Petr Sosík is is a professor at the Department of Computer Science, School of Philosophy and Science, Silesian University, Opava. He is a head of research unit and a guarantee of several study programs. His research covers the area of bio-inspired computing (DNA computing, membrane computing, morphogenetic systems) and lately also machine learning applications. He has (co-)authored over 100 book chapters, journal and refereed conference publications. He supervises the work of several PhD students. Several times he was awarded the Best Paper Award or Research Result of the Year.


Sergey Verlan: A formal look at spiking neural P systems

Abstract: In this talk we will consider the model of spiking neural P systems (SNP) from the formal perspective. Based on the formal framework for P systems we decompose the model and its semantics in distinct bricks and then show how different existing variants of SNP can be constructed from them. This allows to compare different variants of SNP systems, to extend them and to provide bisimulations. We will also discuss the vector notation for the description of SNP systems and the relations (bisimulations) to other variants of P systems and related models (like Petri nets).
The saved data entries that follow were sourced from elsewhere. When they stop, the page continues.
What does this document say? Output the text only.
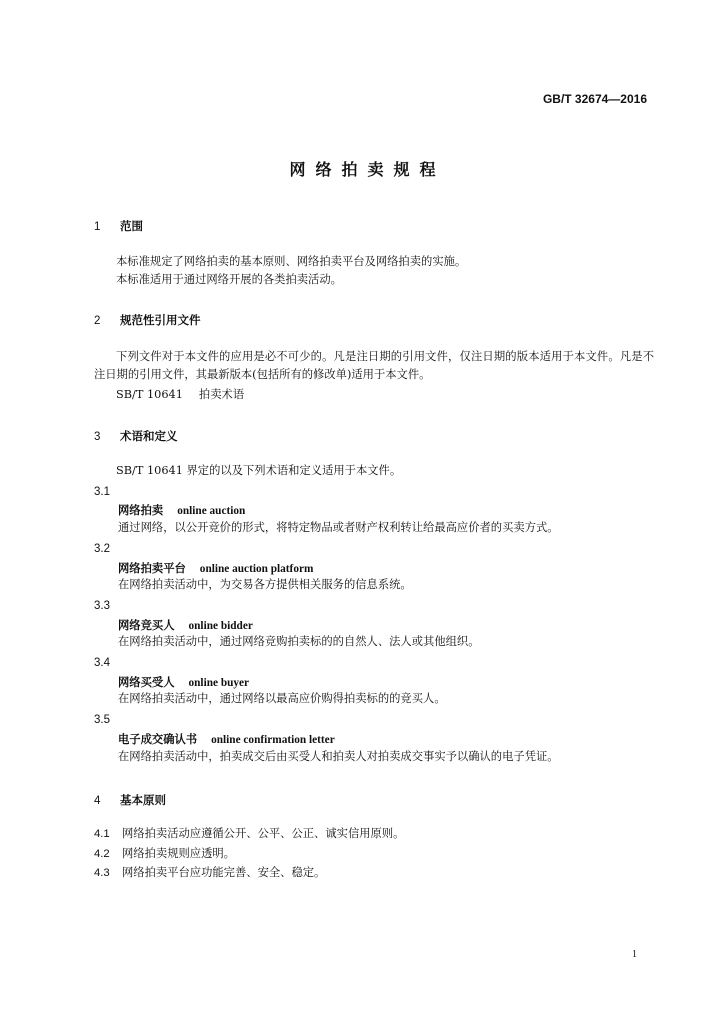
GB/T 32674—2016
网络拍卖规程
1 范围
本标准规定了网络拍卖的基本原则、网络拍卖平台及网络拍卖的实施。
本标准适用于通过网络开展的各类拍卖活动。
2 规范性引用文件
下列文件对于本文件的应用是必不可少的。凡是注日期的引用文件，仅注日期的版本适用于本文件。凡是不注日期的引用文件，其最新版本(包括所有的修改单)适用于本文件。
SB/T 10641 拍卖术语
3 术语和定义
SB/T 10641 界定的以及下列术语和定义适用于本文件。
3.1
网络拍卖 online auction
通过网络，以公开竞价的形式，将特定物品或者财产权利转让给最高应价者的买卖方式。
3.2
网络拍卖平台 online auction platform
在网络拍卖活动中，为交易各方提供相关服务的信息系统。
3.3
网络竞买人 online bidder
在网络拍卖活动中，通过网络竞购拍卖标的的自然人、法人或其他组织。
3.4
网络买受人 online buyer
在网络拍卖活动中，通过网络以最高应价购得拍卖标的的竞买人。
3.5
电子成交确认书 online confirmation letter
在网络拍卖活动中，拍卖成交后由买受人和拍卖人对拍卖成交事实予以确认的电子凭证。
4 基本原则
4.1 网络拍卖活动应遵循公开、公平、公正、诚实信用原则。
4.2 网络拍卖规则应透明。
4.3 网络拍卖平台应功能完善、安全、稳定。
1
Sergey Verlan is a full professor at the Department of Computer Science, School of Science and Technology, University of Paris, France. He received his PhD in Computer Science at the University of Metz, France (2004). He obtained a habilitation in Computer Science (2010). Currently he is an associated professor (maître de conferences) at the University of Paris Est Créteil (France). His research interests belong to the area of theoretical computer science and natural computing. He has expertise in the area of formal language theory, DNA computing, membrane computing, modeling of biological systems and hardware design. He is particularly interested in the universality problem and provided several universal constructions which are the smallest known for the corresponding classes. He also introduced the formal framework for P systems that allows to explain, compare and extend different variants of P systems.He has more than 100 articles published in scientific journals and international conference proceedings. He edited 6 special journal issues and contributed to 12 book chapters.